La seule puissance musculaire suffit, dans le cas d'un tricycle caréné et aérodynamique, à rouler bien plus vite qu'en vélo, ce qui autorise, sur les grands parcours plats des vitesses de l'ordre de 40km/h.
- Pouvoir bénéficier du confort.
L'hiver, la puissance constante signifie aussi une production de chaleur constante: il n'y a plus donc le problème de prendre froid en descente après une suée en côte (en vélo classique cela implique une gestion vestimentaire d'autant plus difficile que l'effort est irrégulier, en anticipant à l'avance les limites des seuils de transpiration ou de refroidissement, ou sinon, le fait de transpirer dans des vettements "hi tech" mais hélas aussi de... puer)
En outre le carénage abrite de la pluie, et l'électrification autorise un véritable éclairage (à diodes)

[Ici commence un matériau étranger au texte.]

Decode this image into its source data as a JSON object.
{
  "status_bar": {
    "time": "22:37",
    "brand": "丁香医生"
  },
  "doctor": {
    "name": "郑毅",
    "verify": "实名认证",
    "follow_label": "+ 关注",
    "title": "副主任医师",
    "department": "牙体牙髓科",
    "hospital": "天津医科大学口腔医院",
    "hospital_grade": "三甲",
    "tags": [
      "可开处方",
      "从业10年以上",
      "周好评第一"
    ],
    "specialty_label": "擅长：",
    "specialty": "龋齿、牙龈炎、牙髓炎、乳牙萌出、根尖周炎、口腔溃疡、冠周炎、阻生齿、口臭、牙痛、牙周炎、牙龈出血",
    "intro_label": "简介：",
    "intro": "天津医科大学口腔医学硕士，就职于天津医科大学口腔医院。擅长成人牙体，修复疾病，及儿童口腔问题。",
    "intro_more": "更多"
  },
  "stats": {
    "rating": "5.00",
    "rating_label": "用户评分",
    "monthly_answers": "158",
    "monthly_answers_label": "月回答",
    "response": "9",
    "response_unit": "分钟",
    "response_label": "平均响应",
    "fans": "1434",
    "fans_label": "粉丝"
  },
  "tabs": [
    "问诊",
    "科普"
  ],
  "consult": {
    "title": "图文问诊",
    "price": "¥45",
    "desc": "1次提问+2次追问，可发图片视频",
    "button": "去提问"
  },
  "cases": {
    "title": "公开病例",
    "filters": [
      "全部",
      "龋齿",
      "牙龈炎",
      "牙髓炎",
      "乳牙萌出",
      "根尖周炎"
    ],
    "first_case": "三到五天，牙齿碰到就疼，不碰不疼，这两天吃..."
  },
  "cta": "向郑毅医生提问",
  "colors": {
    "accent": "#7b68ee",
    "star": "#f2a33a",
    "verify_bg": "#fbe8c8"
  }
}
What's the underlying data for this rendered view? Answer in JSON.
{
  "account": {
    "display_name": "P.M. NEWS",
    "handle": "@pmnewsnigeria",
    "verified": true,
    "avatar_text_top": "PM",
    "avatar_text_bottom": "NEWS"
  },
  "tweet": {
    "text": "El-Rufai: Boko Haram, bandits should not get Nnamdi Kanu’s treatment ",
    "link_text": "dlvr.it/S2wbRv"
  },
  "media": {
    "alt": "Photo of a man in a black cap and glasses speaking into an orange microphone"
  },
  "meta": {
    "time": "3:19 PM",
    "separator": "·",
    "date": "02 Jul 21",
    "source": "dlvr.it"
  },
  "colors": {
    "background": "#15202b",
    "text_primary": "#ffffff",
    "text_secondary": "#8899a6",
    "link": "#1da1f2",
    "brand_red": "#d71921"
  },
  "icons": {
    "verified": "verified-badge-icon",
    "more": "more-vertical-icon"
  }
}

L'été, le fait de pédaler apporte une chaleur qui augmente la perception de la canicule, mais le carénage abrite du soleil, il peut aussi être enlevé, ou plus ou moins ventilé. Si le problème de production de chaleur métabolique lors des journées ensoleillées est trop violent, il est possible de se mettre à l'ombre d'un panneau solaire qui apporte un soulagement de 150 à 250 watts: soit on pédale moins fort voir pas du tout pour ne pas chauffer, soit on va un peu plus vite pour mieux se ventiler, en cas de canicule il est donc possible de moins pédaler qu'en vélo tout en étant à l'ombre, et  on passe ainsi en gestion d'effort selon la température plutôt que selon la fréquence cardiaque, quand bien sur, respecter la fréquence cardiaque provoque trop de chaleur.
L'été, le vélo classique est profitable, mais il y a une grosse différence avec la fitnesscar: c'est le fait d'avoir pu maintenir l'activité physique l'hiver, et la régulation d'effort permet de disposer, avant de fatiguer de ni plus ni moins que du double de puissance par rapport à si on laisser de coté le vélo l'hiver, ainsi, ce qui était trop dur est devenu facile en vélo ordinaire pour en faire un moyen de transport durant l'été, et ce grace à la pratique de fitnesscar hivernale!